Cordkillers 602: Breakfast of Streamions

Netflix gets into daily live morning programming with The Breakfast Club, Apple shoots an MLS game entirely on iPhones, and AI filmmaking shows up at Cannes with a massive compute bill. Plus, Rick and Morty may be headed to theaters, Dutton Ranch breaks a Paramount+ record, and YouTube-as-TV nostalgia brings VGHS back into the conversation.

This week on The FULL Experience: Murder, She Wrote (100 - "The Murder of Sherlock Holmes")

Next week: Murder, She Wrote (118 - "Murder Takes the Bus")

YouTube: https://youtu.be/d_9dRNMDyQk

Supply Run

Netflix will stream The Breakfast Club live every weekday starting June 1 at 6 AM Eastern, making it the platform’s first daily live program. The three-hour Netflix version will include bonus segments during the radio show’s ad breaks, including behind-the-scenes material and extended discussions.
variety.com

Search Party

A Rick and Morty movie is in early development at Warner Bros., with supervising director Jacob Hair reportedly in talks to direct.
deadline.com

All eight episodes of The Burroughs are now out on Netflix, with the retirement-community series starring Bill Pullman, Geena Davis, Alfred Molina, Denis O’Hare, and Jena Malone.
yahoo.com

The Boys prequel Vought Rising has a trailer and is set to arrive in 2027.
arstechnica.com

The Brad Pitt-starring Cliff Booth movie will open in IMAX theaters over Thanksgiving weekend before heading to Netflix after a two-week theatrical run.
deadline.com

Apple broadcast an MLS match between LA Galaxy and Houston Dynamo FC using only 15 iPhone 17 Pro cameras, marking a first for the league’s coverage.
variety.com

Netflix laid out plans for One Hundred Years of Solitude Part Two, with episodes arriving August 5 and a standalone grand finale following August 26.
deadline.com

KPop Demon Hunters is listed for a Criterion Collection physical release on DVD, Blu-ray, and 4K Ultra HD, though the Amazon-listed date has already shifted and may move again.
billboard.com

Dutton Ranch delivered 12.9 million global streaming views in its first seven days, which Paramount says makes it the biggest original series launch in Paramount+ history.
deadline.com

Buried Treasure

Brian recommends Only in Monroe, after Stephen Colbert returned to the public access series in an episode financed and produced by CBS Studios and posted in collaboration with Monroe Community Media and The Late Show’s YouTube channels.
variety.com

Got something we should be on the lookout for?
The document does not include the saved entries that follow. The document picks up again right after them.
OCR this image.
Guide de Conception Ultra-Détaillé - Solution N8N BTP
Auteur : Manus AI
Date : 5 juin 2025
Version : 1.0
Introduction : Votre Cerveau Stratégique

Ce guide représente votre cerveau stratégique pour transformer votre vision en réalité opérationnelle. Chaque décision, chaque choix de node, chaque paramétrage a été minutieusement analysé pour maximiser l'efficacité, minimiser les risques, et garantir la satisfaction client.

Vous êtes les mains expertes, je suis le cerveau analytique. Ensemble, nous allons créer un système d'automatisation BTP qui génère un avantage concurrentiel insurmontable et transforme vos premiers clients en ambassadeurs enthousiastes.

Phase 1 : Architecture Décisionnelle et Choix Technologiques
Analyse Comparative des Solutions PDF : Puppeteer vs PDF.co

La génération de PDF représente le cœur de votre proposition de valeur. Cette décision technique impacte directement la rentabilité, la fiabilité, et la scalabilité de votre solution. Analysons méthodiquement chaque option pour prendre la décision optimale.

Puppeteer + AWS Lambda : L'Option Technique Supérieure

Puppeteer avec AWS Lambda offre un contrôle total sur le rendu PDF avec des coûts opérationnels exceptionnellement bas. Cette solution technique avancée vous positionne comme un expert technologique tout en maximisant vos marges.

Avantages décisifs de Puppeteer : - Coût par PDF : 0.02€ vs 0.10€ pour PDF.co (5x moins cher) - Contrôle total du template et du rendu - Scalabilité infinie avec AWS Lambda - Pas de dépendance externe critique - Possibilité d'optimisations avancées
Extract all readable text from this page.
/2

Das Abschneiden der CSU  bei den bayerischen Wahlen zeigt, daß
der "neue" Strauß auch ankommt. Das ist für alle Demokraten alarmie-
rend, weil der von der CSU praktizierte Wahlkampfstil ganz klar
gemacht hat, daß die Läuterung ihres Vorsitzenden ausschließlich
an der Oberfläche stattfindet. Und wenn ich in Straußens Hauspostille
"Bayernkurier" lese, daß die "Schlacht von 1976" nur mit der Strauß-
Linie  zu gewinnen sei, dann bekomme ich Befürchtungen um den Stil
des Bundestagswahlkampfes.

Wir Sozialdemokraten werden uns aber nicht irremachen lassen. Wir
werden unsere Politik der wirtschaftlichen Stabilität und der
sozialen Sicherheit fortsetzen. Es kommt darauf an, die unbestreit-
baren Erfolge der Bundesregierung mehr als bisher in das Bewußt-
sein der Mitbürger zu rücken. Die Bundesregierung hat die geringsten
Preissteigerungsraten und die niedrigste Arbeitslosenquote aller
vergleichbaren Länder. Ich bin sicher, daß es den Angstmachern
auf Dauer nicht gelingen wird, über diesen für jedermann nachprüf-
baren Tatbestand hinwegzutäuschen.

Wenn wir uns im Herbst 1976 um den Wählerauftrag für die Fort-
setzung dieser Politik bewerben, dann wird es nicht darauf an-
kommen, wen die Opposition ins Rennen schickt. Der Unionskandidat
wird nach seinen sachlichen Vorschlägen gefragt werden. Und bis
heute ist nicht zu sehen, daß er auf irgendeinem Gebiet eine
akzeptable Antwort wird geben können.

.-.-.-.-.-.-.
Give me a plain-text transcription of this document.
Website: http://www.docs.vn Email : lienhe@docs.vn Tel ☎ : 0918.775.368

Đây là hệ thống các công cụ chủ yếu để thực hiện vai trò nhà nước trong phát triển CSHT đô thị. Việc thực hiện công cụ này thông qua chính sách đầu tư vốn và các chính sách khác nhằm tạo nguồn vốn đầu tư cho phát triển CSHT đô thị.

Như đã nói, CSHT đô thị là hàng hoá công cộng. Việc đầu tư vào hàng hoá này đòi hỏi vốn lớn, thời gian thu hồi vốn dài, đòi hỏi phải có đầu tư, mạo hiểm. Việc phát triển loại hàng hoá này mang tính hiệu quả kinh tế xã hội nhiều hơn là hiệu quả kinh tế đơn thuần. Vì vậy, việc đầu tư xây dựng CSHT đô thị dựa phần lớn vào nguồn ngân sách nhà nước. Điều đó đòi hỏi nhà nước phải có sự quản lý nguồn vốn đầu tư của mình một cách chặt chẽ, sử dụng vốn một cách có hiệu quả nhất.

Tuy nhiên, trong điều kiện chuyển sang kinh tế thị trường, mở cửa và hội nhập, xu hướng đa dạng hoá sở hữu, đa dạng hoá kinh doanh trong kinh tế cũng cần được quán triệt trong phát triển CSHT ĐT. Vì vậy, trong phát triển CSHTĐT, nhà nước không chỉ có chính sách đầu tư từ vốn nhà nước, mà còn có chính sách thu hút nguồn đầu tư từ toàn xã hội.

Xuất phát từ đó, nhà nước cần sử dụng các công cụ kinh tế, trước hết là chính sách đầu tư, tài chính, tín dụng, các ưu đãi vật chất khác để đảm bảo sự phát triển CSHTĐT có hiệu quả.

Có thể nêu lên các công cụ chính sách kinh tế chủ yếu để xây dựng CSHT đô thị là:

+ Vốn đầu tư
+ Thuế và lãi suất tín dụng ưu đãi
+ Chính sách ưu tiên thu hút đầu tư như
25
Email cordkillers@gmail.com

Scanning the Horizon

Higgsfield AI is debuting Hell Grind, a 95-minute fully AI-generated movie, at the Cannes Film Festival as a showcase for its technology. The film reportedly took two weeks and $500,000 to make, with about 80 percent of that spent on compute costs, and the first 25 minutes alone required more than 16,000 initial video generations to produce 253 final shots.
wsj.com

The Mandalorian and Grogu opened to $100 million domestically and $163 million globally, with its second weekend expected to show whether it can reach beyond existing series fans.
variety.com

Embracer Group is spinning off The Lord of the Rings and Tomb Raider brands into a new Stockholm-listed IP-focused company called Fellowship Entertainment.
deadline.com

In related Tolkien news, Peter Jackson suggested the Tolkien Estate may now be more open to films based on The Silmarillion.
thewertzone.blogspot.com

Chatter

Martin writes in to point out that high-quality drama on YouTube was already happening back in 2012 with Video Game High School, RocketJump’s Kickstarter-backed esports school series. VGHS ran for three seasons on YouTube, was later edited into a movie-length version, and briefly appeared on Netflix in some regions.

Stealth Dave says YouTube has replaced channel surfing in his household. When they want a specific show, they go to the right streaming service, but when they just want background entertainment or a quick distraction, YouTube’s algorithm fills the old “flip around and see what’s on” role.

Sean The Dad shares the story of “First Day Doug,” a co-worker so consistently unhelpful that every task had to be explained like it was his first day. His wife says an AI agent at work sounds less like a helpful assistant and more like an infinite supply of First Day Dougs.

Bob in Jupiter recommends Companion on HBO/Max, which Claude suggested to him and which he enjoyed enough to pass along. He also updated his Patreon support from $1 per episode to $2.

Bill near Athens offers good-natured Grey’s Anatomy corrections: the show has already had spinoffs, including Private Practice, Station 19, and Grey’s Anatomy: B-Team. Also, the hospital is no longer Seattle Grace - it is now Grey Sloan Memorial.

Mark in Detroit notes that The Chosen is another successful example of a crowdfunded show, beginning through a crowdfunding relationship with Angel Studios before becoming part of the nonprofit Come and See Foundation.